Un violento attacco alle posizioni della «Critique» è portato da Lévy-Strauss nel capitolo conclusivo di La pensée Sauvage (Paris 1962) ed è già preludio alla cosiddetta svolta degli anni Sessanta in cui si comincia a parlare di crisi del sartrismo nonostante l'attribuzione del Nobel a Sartre nel '64, premio peraltro rifiutato.[4]  .

La polemica che la « nuova » cultura francese conduce nei confronti del sartrismo incalza e l'interesse per Sartre decresce a misura che si afferma l'interesse per lo strutturalismo (Lévy-Strauss, Foucault), per la psicanalisi (Lacan) e soprattutto per il marxismo strutturalistico di Althusser. D'altra parte, proprio agli inizi degli anni Sessanta si viene sviluppando in Francia un attacco contro la filosofia da parte delle scienze umane. Ciò comporta, non solo una attenuazione d'interesse per il Sartre filosofo (il quale continua ad assegnare alla filosofia il compito di una analisi totalizzante del reale), ma anche per il Sartre marxista, dal momento che, fermo restando l'oggettivismo del marxismo orto­dosso, il materialismo storico dialettico appare sempre meno interessato al tentativo sartriano di «soggettivazione» e, per contro, sempre più sollecitato ad utilizzare epistemologia e scienze umane, privi­legiando — di contro al soggetto e alla prassi storica — il concetto di struttura. Ma. Come si vedrà, la stessa realtà francese si appresta a ridimensionare il marxismo strutturalistico con l'esplosione rivoluzionaria del maggio del '68.



[1]  Cfr. H. Duméry, Foi et Interrogation, Téqui, Paris, 1953, p. XIII. L'opera comprende una sezione (La question Sartre, pp. 73-123) che raggruppa scritti su Sartre che vanno dal '47 in poi. H. Duméry filosofo della religione e interprete di Blondel, autore fra l'altro di: Le trois tentations de l'apostolat moderne, Paris, 1948; La philosophie de l'action. Essai sur l'intellectualisme blondélieneen prefazione di M. Blondel, Paris 1948; De la méthode dans les sciences in collaborazione con G. Marcel, J. Lacroix, J. Guitton ecc..., Paris, 1949; La philosophie catholique en France in La Philosophie francaise, Paris, 1950.
Per i rapporti di Sartre con il comunismo, sino al 1970, si rimanda al citato libro di F. Fé.

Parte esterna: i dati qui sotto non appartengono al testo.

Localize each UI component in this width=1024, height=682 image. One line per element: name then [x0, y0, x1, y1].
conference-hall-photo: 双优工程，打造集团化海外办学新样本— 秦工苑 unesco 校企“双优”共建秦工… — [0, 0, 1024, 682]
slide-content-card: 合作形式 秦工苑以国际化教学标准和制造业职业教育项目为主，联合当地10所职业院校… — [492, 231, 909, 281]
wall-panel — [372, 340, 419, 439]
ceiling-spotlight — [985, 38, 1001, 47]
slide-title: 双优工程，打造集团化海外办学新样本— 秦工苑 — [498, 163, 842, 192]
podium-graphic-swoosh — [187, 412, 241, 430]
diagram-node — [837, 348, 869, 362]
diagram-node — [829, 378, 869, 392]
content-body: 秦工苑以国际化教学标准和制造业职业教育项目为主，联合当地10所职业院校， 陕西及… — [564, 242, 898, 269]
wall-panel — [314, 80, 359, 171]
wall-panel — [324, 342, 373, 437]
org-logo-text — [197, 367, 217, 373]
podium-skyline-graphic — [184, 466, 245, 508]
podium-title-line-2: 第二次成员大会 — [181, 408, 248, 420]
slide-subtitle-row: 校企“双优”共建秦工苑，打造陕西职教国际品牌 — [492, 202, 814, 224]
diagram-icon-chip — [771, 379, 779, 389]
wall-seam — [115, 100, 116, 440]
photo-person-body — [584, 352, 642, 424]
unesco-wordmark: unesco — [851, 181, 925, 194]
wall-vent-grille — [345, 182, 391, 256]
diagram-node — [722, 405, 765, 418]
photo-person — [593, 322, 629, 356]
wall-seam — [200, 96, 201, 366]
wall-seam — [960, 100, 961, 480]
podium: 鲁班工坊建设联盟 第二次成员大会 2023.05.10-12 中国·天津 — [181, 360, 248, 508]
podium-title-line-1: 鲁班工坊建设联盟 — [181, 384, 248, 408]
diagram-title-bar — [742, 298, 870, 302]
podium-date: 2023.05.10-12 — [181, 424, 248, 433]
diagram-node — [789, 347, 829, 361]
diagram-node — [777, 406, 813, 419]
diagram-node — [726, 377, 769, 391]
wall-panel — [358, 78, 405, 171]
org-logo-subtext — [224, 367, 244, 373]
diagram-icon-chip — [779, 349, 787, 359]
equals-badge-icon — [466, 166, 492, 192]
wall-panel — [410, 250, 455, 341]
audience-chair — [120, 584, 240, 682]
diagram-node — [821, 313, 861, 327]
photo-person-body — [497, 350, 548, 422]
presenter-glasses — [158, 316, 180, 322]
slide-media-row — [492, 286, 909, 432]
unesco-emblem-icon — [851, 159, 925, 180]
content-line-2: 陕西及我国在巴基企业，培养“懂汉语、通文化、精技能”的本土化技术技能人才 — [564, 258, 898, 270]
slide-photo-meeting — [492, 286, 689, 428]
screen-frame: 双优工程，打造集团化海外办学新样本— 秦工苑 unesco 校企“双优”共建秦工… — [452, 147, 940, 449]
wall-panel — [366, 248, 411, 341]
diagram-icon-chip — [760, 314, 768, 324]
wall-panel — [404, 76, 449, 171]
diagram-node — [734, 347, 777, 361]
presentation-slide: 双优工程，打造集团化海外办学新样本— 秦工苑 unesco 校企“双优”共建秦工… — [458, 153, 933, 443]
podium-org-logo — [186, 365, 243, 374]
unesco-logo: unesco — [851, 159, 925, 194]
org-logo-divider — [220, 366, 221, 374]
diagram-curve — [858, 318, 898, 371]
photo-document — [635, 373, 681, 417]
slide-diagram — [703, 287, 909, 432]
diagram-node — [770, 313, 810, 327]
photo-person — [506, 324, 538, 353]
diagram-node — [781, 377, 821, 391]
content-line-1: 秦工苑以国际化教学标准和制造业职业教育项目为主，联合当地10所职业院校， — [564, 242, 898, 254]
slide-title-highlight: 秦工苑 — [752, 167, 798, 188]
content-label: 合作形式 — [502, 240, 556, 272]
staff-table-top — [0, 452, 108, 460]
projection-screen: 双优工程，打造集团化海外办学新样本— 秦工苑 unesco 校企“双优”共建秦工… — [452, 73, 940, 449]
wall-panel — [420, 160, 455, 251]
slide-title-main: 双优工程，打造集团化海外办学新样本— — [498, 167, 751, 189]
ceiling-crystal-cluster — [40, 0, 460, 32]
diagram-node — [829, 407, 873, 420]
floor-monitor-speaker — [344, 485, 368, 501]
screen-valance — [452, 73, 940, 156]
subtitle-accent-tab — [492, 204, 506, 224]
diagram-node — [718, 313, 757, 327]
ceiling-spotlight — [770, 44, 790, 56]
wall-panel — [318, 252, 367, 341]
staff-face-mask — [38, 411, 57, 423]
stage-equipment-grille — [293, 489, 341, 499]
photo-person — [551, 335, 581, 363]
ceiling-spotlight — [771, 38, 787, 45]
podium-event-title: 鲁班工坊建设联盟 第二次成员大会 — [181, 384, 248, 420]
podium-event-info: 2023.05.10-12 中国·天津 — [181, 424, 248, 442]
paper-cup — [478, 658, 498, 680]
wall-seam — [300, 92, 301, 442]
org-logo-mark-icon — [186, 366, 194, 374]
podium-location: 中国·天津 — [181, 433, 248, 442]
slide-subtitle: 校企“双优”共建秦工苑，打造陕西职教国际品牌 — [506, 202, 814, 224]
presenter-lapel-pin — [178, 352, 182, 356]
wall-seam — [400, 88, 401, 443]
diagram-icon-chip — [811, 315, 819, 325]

[2] Per i rapporti di Sartre con il comunismo, sino al 1970, si rimanda al citato libro di F.

[3] Così S. Doubrowsky in Nouvelle Revue Française, sett.-ott.-nov. 1961.

[4]  Sulla questione relativa al rifiuto del premio Nobel da parte di Sartre si vedano di M. Contat-M. Rybalka, op. cit., le pp. 401-408. Cfr. inoltre: R. Jean, Non récupérable, ou Sartre prix Nobel, in « Cahiers du Sud », nov.-dic., 1964.